Estimates ahead of this week’s Energy Information Administration (EIA) storage report -- set to release at 10:30 a.m. ET -- were wide-ranging but pointed to another in a stretch of below-average, deficit-shrinking withdrawals.
As of Wednesday afternoon, a Bloomberg survey showed a median expectation for a 155 Bcf pull for the week ended Jan. 18 based on 10 predictions ranging from minus 85 Bcf to minus 163 Bcf. A Reuters survey showed an average 154 Bcf withdrawal, with estimates ranging from minus 130 Bcf to minus 166 Bcf. Intercontinental Exchange EIA Financial Weekly Index futures settled Wednesday at a withdrawal of 160 Bcf.
A pull in the 155-165 Bcf range would easily top the less-than-impressive 81 Bcf withdrawal EIA reported last week for the period ended Jan. 11. But it would fall short of the five-year average 185 Bcf pull and come in well below the 273 Bcf withdrawal EIA recorded in the year-ago period.
“It was warmer than normal over most of the country besides the cooler East,” NatGasWeather said of this week’s report period. “Our algorithm predicts a draw of 155 Bcf, near expectations to slightly bearish.”
Meanwhile, the forecaster viewed the overnight weather data as colder trending, showing an “impressive polar blast arriving next week with dangerous temperatures” ranging from the negative 30s up into the teens for much of the northern and central United States.

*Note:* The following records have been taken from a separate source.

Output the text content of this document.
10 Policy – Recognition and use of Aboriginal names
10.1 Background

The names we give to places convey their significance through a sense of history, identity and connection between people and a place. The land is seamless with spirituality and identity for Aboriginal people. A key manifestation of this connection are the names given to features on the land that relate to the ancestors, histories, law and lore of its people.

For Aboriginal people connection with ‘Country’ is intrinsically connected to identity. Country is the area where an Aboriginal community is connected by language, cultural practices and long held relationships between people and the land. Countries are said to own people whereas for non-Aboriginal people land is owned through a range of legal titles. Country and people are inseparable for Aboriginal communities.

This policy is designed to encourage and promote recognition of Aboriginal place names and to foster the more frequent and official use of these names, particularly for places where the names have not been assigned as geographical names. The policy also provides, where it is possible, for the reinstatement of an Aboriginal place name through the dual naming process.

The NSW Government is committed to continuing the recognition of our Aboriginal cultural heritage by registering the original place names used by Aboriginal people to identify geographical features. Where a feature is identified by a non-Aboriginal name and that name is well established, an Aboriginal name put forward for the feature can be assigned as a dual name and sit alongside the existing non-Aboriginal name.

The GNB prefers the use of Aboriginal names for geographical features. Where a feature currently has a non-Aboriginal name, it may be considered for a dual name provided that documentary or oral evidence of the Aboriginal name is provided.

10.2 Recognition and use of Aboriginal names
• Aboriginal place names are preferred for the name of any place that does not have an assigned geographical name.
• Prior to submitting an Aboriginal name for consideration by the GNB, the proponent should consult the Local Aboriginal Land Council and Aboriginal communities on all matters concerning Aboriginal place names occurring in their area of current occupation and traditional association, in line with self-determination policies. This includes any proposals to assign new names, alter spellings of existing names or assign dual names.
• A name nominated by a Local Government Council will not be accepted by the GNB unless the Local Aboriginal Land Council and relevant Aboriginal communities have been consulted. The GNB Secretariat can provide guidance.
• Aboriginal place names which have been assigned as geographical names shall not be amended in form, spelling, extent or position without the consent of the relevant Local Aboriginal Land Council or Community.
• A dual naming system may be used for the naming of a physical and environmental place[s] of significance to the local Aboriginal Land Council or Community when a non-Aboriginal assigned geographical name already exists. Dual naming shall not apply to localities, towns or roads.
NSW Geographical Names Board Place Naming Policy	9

The data also showed cold holding longer over the northern part of the country before retreating back into Canada around Feb. 4-7, according to the forecaster.

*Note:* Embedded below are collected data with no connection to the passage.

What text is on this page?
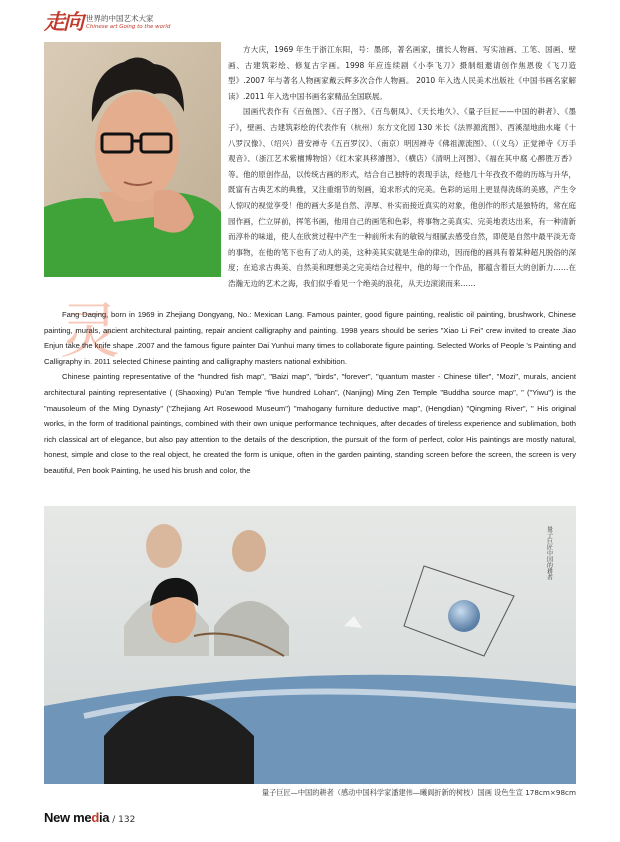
走向 世界的中国艺术大家
Chinese art Going to the world

方大庆，1969 年生于浙江东阳，号：墨郎，著名画家，擅长人物画、写实油画、工笔、国画、壁画、古建筑彩绘、修复古字画。1998 年应连续剧《小李飞刀》摄制组邀请创作焦恩俊《飞刀造型》.2007 年与著名人物画家戴云辉多次合作人物画。 2010 年入选人民美术出版社《中国书画名家解读》.2011 年入选中国书画名家精品全国联展。

国画代表作有《百鱼图》、《百子图》、《百鸟朝凤》、《天长地久》、《量子巨匠——中国的耕者》、《墨子》，壁画、古建筑彩绘的代表作有（杭州）东方文化园 130 米长《法界源流图》、西溪湿地曲水庵《十八罗汉像》、（绍兴）普安禅寺《五百罗汉》、（南京）明因禅寺《佛祖源流图》、（（义乌）正觉禅寺《万手观音》、（浙江艺术紫檀博物馆）《红木家具移濬图》、（横店）《清明上河图》、《福在其中腐 心醉胜万香》等。他的原创作品，以传统古画的形式，结合自己独特的表现手法，经他几十年孜孜不倦的历练与升华，既富有古典艺术的典雅，又注重细节的刻画，追求形式的完美。色彩的运用上更显得洗练的美感，产生令人惊叹的视觉享受！他的画大多是自然、淳厚、朴实而接近真实的对象，他创作的形式是独特的，常在庭园作画，伫立屏前，挥笔书画，他用自己的画笔和色彩，将事物之美真实、完美地表达出来，有一种清新而淳朴的味道，使人在欣赏过程中产生一种前所未有的敏锐与细腻去感受自然，即使是自然中最平淡无奇的事物，在他的笔下也有了动人的美，这种美其实就是生命的律动，因而他的画具有着某种超凡脱俗的深度；在追求古典美、自然美和理想美之完美结合过程中，他的每一个作品，都蕴含着巨大的创新力……在浩瀚无边的艺术之海，我们似乎看见一个绝美的浪花，从天边滚滚而来……

灵

Fang Daqing, born in 1969 in Zhejiang Dongyang, No.: Mexican Lang. Famous painter, good figure painting, realistic oil painting, brushwork, Chinese painting, murals, ancient architectural painting, repair ancient calligraphy and painting. 1998 years should be series "Xiao Li Fei" crew invited to create Jiao Enjun take the knife shape .2007 and the famous figure painter Dai Yunhui many times to collaborate figure painting. Selected Works of People 's Painting and Calligraphy in. 2011 selected Chinese painting and calligraphy masters national exhibition.

Chinese painting representative of the "hundred fish map", "Baizi map", "birds", "forever", "quantum master - Chinese tiller", "Mozi", murals, ancient architectural painting representative ( (Shaoxing) Pu'an Temple "five hundred Lohan", (Nanjing) Ming Zen Temple "Buddha source map", " ("Yiwu") is the "mausoleum of the Ming Dynasty" ("Zhejiang Art Rosewood Museum") "mahogany furniture deductive map", (Hengdian) "Qingming River", " His original works, in the form of traditional paintings, combined with their own unique performance techniques, after decades of tireless experience and sublimation, both rich classical art of elegance, but also pay attention to the details of the description, the pursuit of the form of perfect, color His paintings are mostly natural, honest, simple and close to the real object, he created the form is unique, often in the garden painting, standing screen before the screen, the screen is very beautiful, Pen book Painting, he used his brush and color, the

量子巨匠中国的耕者
量子巨匠—中国的耕者（感动中国科学家潘建伟—曦阆折新的树枝）国画 设色生宣 178cm×98cm
New media / 132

“The European model wasn’t quite as warm with the Feb. 4-7 pattern in the latest data, seeing a little more cooling into the west-central and northern U.S.,” NatGasWeather said. “...Any colder trends Feb. 4-7 and the data is going to look much less bearish” as this period has given markets “so much angst this week since temperatures before then are impressively cold...We expect after-EIA report trade will be quite interesting to see if the markets finally get a bit more intimidated by next week’s potentially record-setting polar blast.”
The latest outlook from Radiant Solutions Thursday showed colder revisions focused in the Midwest and East in the six- to 10-day period.
“Colder changes since yesterday’s outlook are associated with a lobe of the polar vortex making its way toward the Midwest in the early half of the period and accompanying high pressure left in its wake,” the forecaster said. “The East likewise trends colder under these features, while warmer changes are focused in the West.”
Breaking from the trends observed in the six- to 10-day, in the 11-15 day period a “breakdown of ridging in the northern Pacific helps to lift the polar vortex northward,” Radiant said. “This results in a flow through North America that is not as cleanly from the Arctic. Warm changes are made to the forecast in response,” but “transport of cold air remains with rounds of high pressure through the Midwest and East.”
March crude oil was trading 40 cents lower at $52.22/bbl shortly before 9 a.m. ET Thursday, while February RBOB gasoline was trading fractionally lower at $1.3769/gal.